For sure I do use Facebook, I am “on Facebook” just like many other people. But I also use Google Plus and Diaspora. While Diaspora aims at being something really different and relies on a fundamentally distributed model, it is in its infancy and I will not discuss it in this post. I will focus on Google + instead.

I had big hopes for Google + and still do. I still believe it is a better built, more powerful and less harmful service than Facebook, but I also believe that while any service has shortcomings of its own its operator/owner tends to correct them over time by bringing in more features for instance, something Google does not seem to be doing, hence my points below:

  • Tastes and colours should not be discussed as everyone has his or her own tastes and yet… I still like Google + much more than Facebook for that matter, however, something seems not all right in Google +: could users customize the look of their page(s), or are they condemned to the everlasting white background? (on the other hand you could point out that simplicity in design never hurt anyone).
  • Profiles: it’s amazing how hard it is to see someone’s profile. For this Facebook tends to be much simpler and clearer, Why can’t I just access someone’s profile in one click, instead of searching its own activity feed?
  • Sharing and circles is probably what Google + does best, although in many ways it was a Diaspora’s concept that was itself hinted in the discussions around the DISO concept (the early days of a distributed social network) but there is something, specifically about sharing, that I do not understand: sharing beyond circles, such as sharing on Twitter or StatusNet, let alone on Facebook is not possible. I know about the hack for identi.ca and twitter that works by sharing with one specific profile but why would I want to share that with this probably sympathetic, yet unknown person? The most surprising part of this is that neither Google, nor Twitter, nor Facebook, seem to be willing to provide that feature (the same goes for sharing from Twitter, StatusNet and Facebook to Google +). This issue alone, to me, is a major one, and I am pretty sure it’s the same for many people. Because of that posting on Google + is somewhat of a solitary exercise; you have to repost specifically on Google +.
  • More distributed content : obviously Google does perform data mining on the content we share on Google + and any of its other services, that’s not news to anyone. But while Google does handle data portability seriously (a big plus!) it might benefit from enabling some sort of “sandboxes”, that is, private spaces that could be self-hosted, yet easily connectable to the “central” Google + network. This would also allow many people to both feel more secure and enrich the overall content aggregation scheme; you would be able to use Google + as a content transport layer in between “pods” or peers and still using the big social network itself if you want to.
  • A Google Wave like timeline : as people become increasingly aware that their past posts and interactions can be monitored, reused by others or simply by and for themselves, an easy to use timeline, something completely missing on Facebook, might be useful and fun to use.
  • A professional page or job search as well as other specific services might also be useful; but it seems that Google + is very much like other services launched at Google: an experiment first, a product afterwards. I am usually fine with this approach, but Google + needs attention and extra features if it wants to stay and grow instead of being dumped and filed such as Google Buzz was. I really hope that won’t be the case.

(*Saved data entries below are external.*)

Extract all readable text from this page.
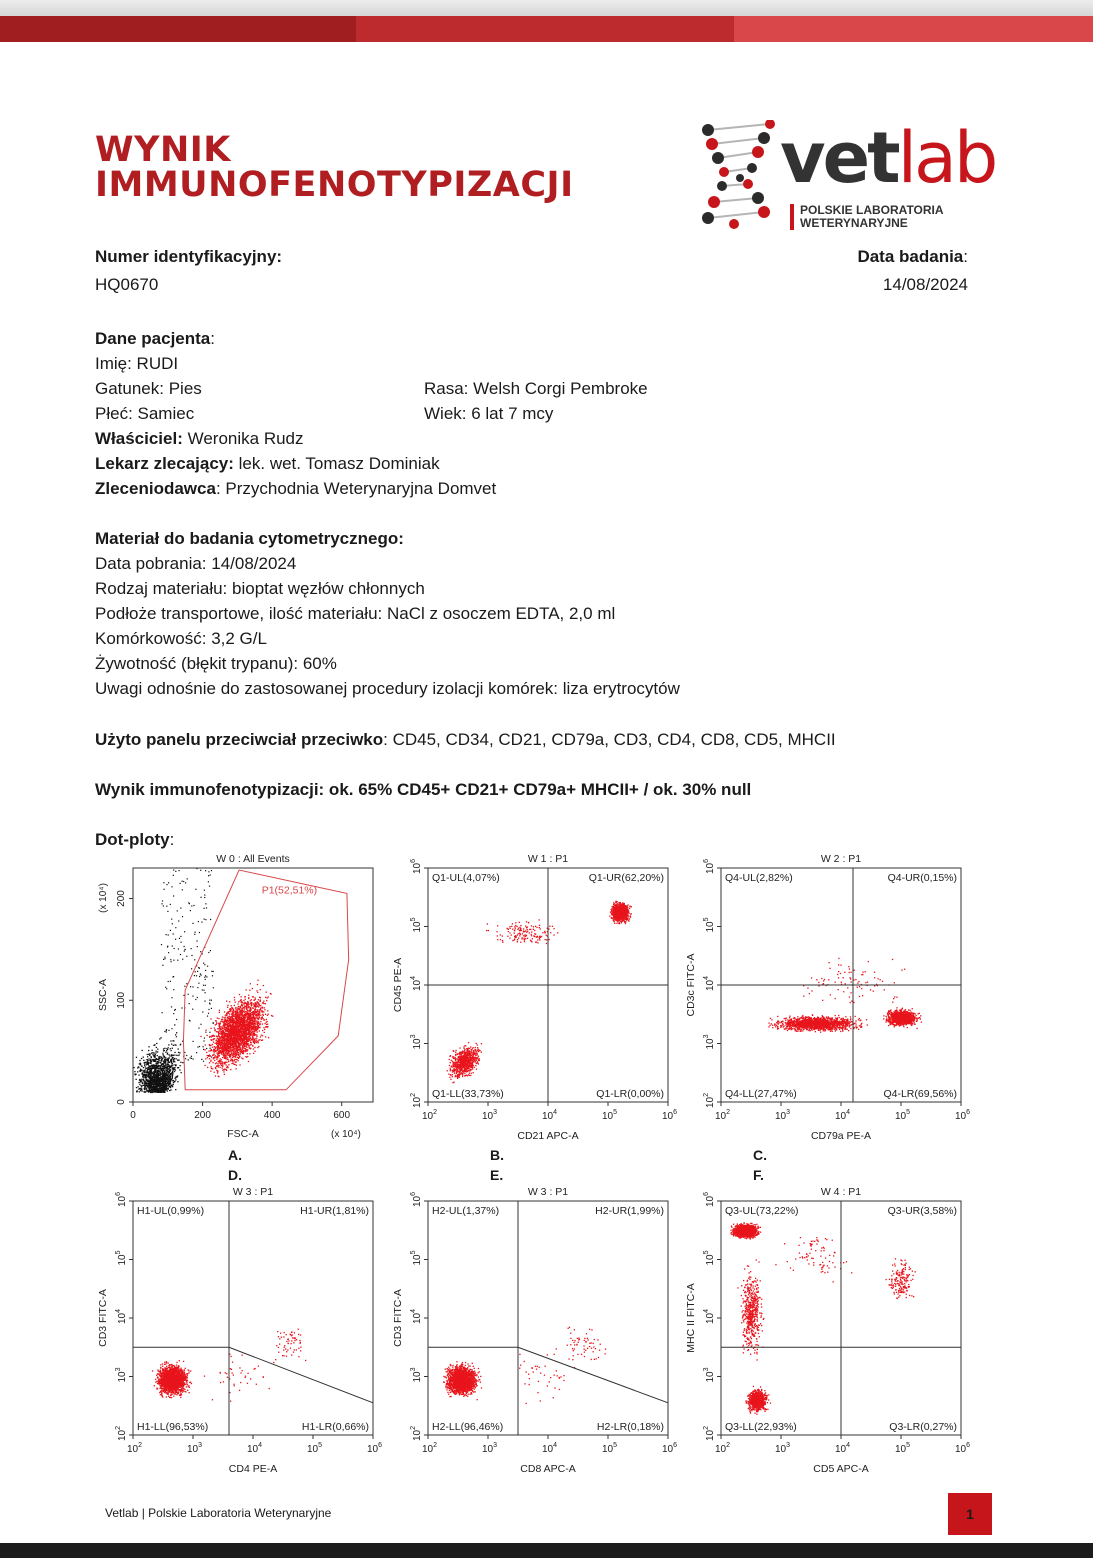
WYNIK
IMMUNOFENOTYPIZACJI	vetlab
POLSKIE LABORATORIA
WETERYNARYJNE
Numer identyfikacyjny:
HQ0670
Data badania:
14/08/2024
Dane pacjenta:
Imię: RUDI
Gatunek: Pies	Rasa: Welsh Corgi Pembroke
Płeć: Samiec	Wiek: 6 lat 7 mcy
Właściciel: Weronika Rudz
Lekarz zlecający: lek. wet. Tomasz Dominiak
Zleceniodawca: Przychodnia Weterynaryjna Domvet
Materiał do badania cytometrycznego:
Data pobrania: 14/08/2024
Rodzaj materiału: bioptat węzłów chłonnych
Podłoże transportowe, ilość materiału: NaCl z osoczem EDTA, 2,0 ml
Komórkowość: 3,2 G/L
Żywotność (błękit trypanu): 60%
Uwagi odnośnie do zastosowanej procedury izolacji komórek: liza erytrocytów
Użyto panelu przeciwciał przeciwko: CD45, CD34, CD21, CD79a, CD3, CD4, CD8, CD5, MHCII
Wynik immunofenotypizacji: ok. 65% CD45+ CD21+ CD79a+ MHCII+ / ok. 30% null
Dot-ploty:
P1(52,51%)
0	200	400	600
0
100
200
W 0 : All Events
FSC-A	(x 10⁴)
SSC-A
(x 10⁴)
$10^2$
$10^2$
$10^3$
$10^3$
$10^4$
$10^4$
$10^5$
$10^5$
$10^6$
$10^6$	W 1 : P1
CD21 APC-A
CD45 PE-A
Q1-UL(4,07%)	Q1-UR(62,20%)
Q1-LL(33,73%)	Q1-LR(0,00%)
$10^2$
$10^2$
$10^3$
$10^3$
$10^4$
$10^4$
$10^5$
$10^5$
$10^6$
$10^6$	W 2 : P1
CD79a PE-A
CD3c FITC-A
Q4-UL(2,82%)	Q4-UR(0,15%)
Q4-LL(27,47%)	Q4-LR(69,56%)
$10^2$
$10^2$
$10^3$
$10^3$
$10^4$
$10^4$
$10^5$
$10^5$
$10^6$
$10^6$	W 3 : P1
CD4 PE-A
CD3 FITC-A
H1-UL(0,99%)	H1-UR(1,81%)
H1-LL(96,53%)	H1-LR(0,66%)
$10^2$
$10^2$
$10^3$
$10^3$
$10^4$
$10^4$
$10^5$
$10^5$
$10^6$
$10^6$	W 3 : P1
CD8 APC-A
CD3 FITC-A
H2-UL(1,37%)	H2-UR(1,99%)
H2-LL(96,46%)	H2-LR(0,18%)
$10^2$
$10^2$
$10^3$
$10^3$
$10^4$
$10^4$
$10^5$
$10^5$
$10^6$
$10^6$	W 4 : P1
CD5 APC-A
MHC II FITC-A
Q3-UL(73,22%)	Q3-UR(3,58%)
Q3-LL(22,93%)	Q3-LR(0,27%)
A.	B.	C.
D.	E.	F.
Vetlab | Polskie Laboratoria Weterynaryjne	1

A few thoughts on innovation

I was invited the other day to a conference about innovation in the information technology sector. There was nothing remarkable about that event, except perhaps that it led me to voice an opinion I held for years: I do not understand what people are really talking about when they talk about innovation, at least in software, that is.

It might be odd to write this, but if there’s any concept that’s both fuzzy and dangerously misleading in the software industry, that would be innovation. I have read for many years and listened to people explaining how to “stirr and create innovation” in a company or in a community. Maybe these words have been used for lack of a better term; but I still don’t see how you can create innovation. I think you might be able to stirr it somehow, as it’s already a humbler verb. But frankly, can someone out there tell me what does innovation mean in the software world?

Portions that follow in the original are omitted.